Credit scoring: why, how, what and its advantages

If you’re new to credit scoring, you’re likely to have some questions. Here we answer all your questions and show exactly how credit scoring will benefit your business’ cashflow.

As a collector, you come into contact with all kinds of customers. Some regularly pay their suppliers on time, while others refuse to meet the agreed payment terms and conditions. In short, no two customers are the same. Most credit scoring software programs deal with customers in a similar, sometimes negative way, without looking at their circumstances and payment behaviour. In contrast, Onguard looks at each customer individually.

What is a credit score?

In simple terms, credit scoring is defined as a method of evaluating and stating the creditworthiness of individual customers through the application of a set of rules on information collected in a database.

A credit score provides a means of rating and comparing customers’ performance in terms of quality and quantity. Furthermore, it provides a more sophisticated and meaningful measurement than a rating based simply on payment performance or period.

As part of Onguard’s CreditManager software, its credit scoring capabilities brings together both internal and external data and addresses the issues traditional scores ignore to provide a viable solution for credit managers.

How exactly does it work?

Unlike other software, Onguard’s software is based on the activities that take place between a supplier and an individual customer. It represents a true analysis of each specific relationship. In addition to this, we are able to take into account the number of issued invoices and the effort required to collect payment. For example, fulfilled promises can improve a score whilst broken promises degrade a customer score.

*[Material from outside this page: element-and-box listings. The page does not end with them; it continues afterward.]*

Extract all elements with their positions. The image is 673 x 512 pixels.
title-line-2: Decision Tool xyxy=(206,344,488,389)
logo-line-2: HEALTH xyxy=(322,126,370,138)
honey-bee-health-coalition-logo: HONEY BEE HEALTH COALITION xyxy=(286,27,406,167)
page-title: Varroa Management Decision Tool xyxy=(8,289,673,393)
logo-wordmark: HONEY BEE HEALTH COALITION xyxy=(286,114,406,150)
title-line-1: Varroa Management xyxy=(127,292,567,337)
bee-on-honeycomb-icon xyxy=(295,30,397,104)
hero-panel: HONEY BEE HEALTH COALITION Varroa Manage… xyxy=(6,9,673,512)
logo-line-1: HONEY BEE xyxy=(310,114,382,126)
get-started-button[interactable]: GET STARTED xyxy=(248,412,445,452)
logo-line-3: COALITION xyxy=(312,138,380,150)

The score also considers external information, like an almost exceeded credit limit, credit insurance information or ratings. Vital information from other systems such as risk codes, location and orders stops can also be imported into the database. In essence, the score is a rating of the relationship with a customer in terms of financial and non-financial activities. When combined, this important information will form the complete overview needed to score all individual customers. The resulting score is displayed on the customer information screen, a customer specific report and an overview report per administration, showing the history of each customer’s score.

Why will credit scoring benefit your business?

There are clear benefits for credit managers; speed, accuracy, consistency, a reduction in bad debts, prioritisation of activities and clear risk analysis. Adopting a clear, consistent scoring policy enables credit managers to compare customer performance and historical trend analysis without pattern exceptions. Most importantly, individual credit scores can be used to segment customers. You can place them in the right workflow and create the best actions for each customer. You can also generate actions for someone within the organisation, such as a temporary change of workflow, a warning or escalation. Ultimately, Onguard scores are useful for businesses to a complete picture of each individual customer, so finance departments can better analyse risk, work more efficiently, prioritise and reduce debts.